Сладкая горечь слез | страница 124



Кто-то положил передо мной раскрытый Коран, велев не сводить глаз с нужной страницы. На запястье мама повязала мне четки, тасбих[114], цвета сухой почвы, вылепленные из глины Кербелы, где пролилась кровь Хусейна и его семьи, — мрачный контраст блестящим золотым браслетам, позвякивавшим в такт движениям моей руки. Все затихли, как только мой мулла и мулла Акрама начали диалог — по-арабски, а значит, непонятно мне, жениху и большинству гостей. Торжественное вступление окончилось, все женщины ринулись с поздравлениями и объятиями ко мне, маме и матери Акрама, восклицая мубарак[115]. Поздно было пугаться — я стала женой. В горе и в радости, как говорят в американских фильмах.

Ликующая родня проводила нас к уже знакомому американскому автомобилю, украшенному, как и я, цветами и всякой блестящей мишурой, за рулем сидел Шариф Мухаммад Чача; дальний родственник, игравший роль брата, которого у меня не было, держал над моей головой Коран в бархатном переплете. В сопровождении подружки невесты, еще одной родственницы, недавно вышедшей замуж, и друга Акрама, его двоюродного брата, нас отвезли в отель «Лакшери Бич», где гости уже собрались на праздничный обед. Здесь, на сцене, мать Акрама повязала мне на руку имам замин[116] — вышитую шелковую повязку с монетками внутри, которые позже следует раздать как милостыню. Вторую ленту повязала моя мама Акраму. Мы обменялись кольцами. Гости поднимались на сцену поздравить, пожелать счастья и сфотографироваться с нами.

— Та-ак, улы-ыбочку, — выпевал фотограф, щелкая камерой. Огромная старомодная вспышка ослепила меня сотни раз за этот вечер.
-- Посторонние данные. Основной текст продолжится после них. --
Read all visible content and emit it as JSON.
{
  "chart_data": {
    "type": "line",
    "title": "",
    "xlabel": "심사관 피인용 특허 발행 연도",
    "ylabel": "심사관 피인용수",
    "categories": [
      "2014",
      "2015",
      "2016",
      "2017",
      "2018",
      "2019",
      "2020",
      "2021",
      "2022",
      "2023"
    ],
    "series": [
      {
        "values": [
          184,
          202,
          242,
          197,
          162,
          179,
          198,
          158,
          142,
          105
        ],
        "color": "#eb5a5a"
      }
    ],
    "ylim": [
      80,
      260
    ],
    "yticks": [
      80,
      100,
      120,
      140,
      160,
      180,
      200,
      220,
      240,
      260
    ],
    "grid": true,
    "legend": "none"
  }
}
Ближе к концу приема мать Акрама пригласила мою маму присутствовать на церемонии ввода меня в новый дом, но мама отказалась, с трудом сдерживая слезы. Я готова была расплакаться вслед за ней, но подружка невесты вовремя подскочила с платочком. Мама отправилась домой в окружении внезапно образовавшейся толпы любящих родственников, возникших из небытия, едва новость о моей помолвке с сыном Аббаса Али Мубарака разнеслась по городу, — тех самых родственников, которые столь же внезапно исчезли со смертью отца, когда нам так нужна была их помощь.

В саду перед домом Дяди Аббаса была привязана белая козочка, которую Тетушка Саида — отныне я должна была называть ее Мама — велела нам с Акрамом потрогать. Потом козу принесут в жертву, а ее мясо раздадут беднякам; прикосновение к ней избавляло от сглаза. Я почти вступила на порог дома, когда вдруг почувствовала, что взлетаю вверх, на руках мужа.